CIA/Venezuela: “The Central Intelligence Agency is providing the bulk of the intelligence used to carry out the controversial lethal airstrikes by the Trump administration against small, fast-going boats in the Caribbean Sea suspected of carrying drugs from Venezuela,” Aram Roston exclusively reported Tuesday in the Guardian, based on “three sources familiar with the operations.” Roston’s scoop came as no shock, given that President Trump has confirmed reports that he’s authorized the spy agency to conduct a covert action campaign against the regime of socialist dictator Nicolás Maduro. Not mentioned: the shadowy role of Gary Berntsen, a former CIA station chief in Bolivia (who performed heroically in the post-9/11 hunt for Osama Bin Laden in Afghanistan) in allegedly supplying the administration with information baselessly connecting Maduro to the Tren de Aragua criminal drug gang’s “invasion” of the U.S. No evidence has surfaced, meanwhile, that the boats Trump (illegally) ordered blown up were carrying drugs. Nor is any likely forthcoming from the agency, Mark Lowenthal, a former assistant director for analysis for the CIA, told Roston. “They are going to claim it’s classified and they are not going to release it publicly,” he said. “And they may be right. They have all sorts of exemptions in law.”

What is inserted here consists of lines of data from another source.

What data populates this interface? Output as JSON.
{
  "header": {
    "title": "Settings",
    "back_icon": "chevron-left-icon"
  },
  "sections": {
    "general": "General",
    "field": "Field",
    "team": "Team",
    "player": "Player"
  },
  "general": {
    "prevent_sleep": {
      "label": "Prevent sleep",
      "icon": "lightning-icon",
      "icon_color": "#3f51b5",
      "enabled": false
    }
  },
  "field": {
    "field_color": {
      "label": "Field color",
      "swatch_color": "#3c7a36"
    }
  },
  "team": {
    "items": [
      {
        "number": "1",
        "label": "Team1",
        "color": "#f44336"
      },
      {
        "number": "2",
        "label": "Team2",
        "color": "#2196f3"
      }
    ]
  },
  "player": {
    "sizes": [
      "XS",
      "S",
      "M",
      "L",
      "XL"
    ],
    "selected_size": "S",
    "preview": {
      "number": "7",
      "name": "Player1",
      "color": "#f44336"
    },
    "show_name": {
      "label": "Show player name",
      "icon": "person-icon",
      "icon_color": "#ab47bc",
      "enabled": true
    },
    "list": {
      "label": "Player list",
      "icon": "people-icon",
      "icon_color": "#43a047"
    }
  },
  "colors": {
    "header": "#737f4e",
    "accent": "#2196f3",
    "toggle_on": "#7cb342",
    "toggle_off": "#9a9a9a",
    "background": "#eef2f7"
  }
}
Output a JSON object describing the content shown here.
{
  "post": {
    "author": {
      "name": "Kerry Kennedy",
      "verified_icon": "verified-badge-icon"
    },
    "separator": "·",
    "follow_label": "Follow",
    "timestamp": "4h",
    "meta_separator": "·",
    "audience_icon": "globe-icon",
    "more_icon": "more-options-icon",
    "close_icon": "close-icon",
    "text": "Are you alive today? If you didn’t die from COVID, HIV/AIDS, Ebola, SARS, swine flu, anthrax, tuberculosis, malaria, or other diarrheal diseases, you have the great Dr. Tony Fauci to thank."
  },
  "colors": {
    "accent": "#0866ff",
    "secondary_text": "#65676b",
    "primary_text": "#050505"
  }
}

Grand Theft Russia: “Russia is protecting its nuclear submarine fleet in the Arctic with an undersea surveillance system built using high-tech equipment acquired from U.S. and European companies through a secret procurement network, according to newly uncovered financial records, court documents and Western security officials,” The Washington Post’s Greg Miller reported Thursday.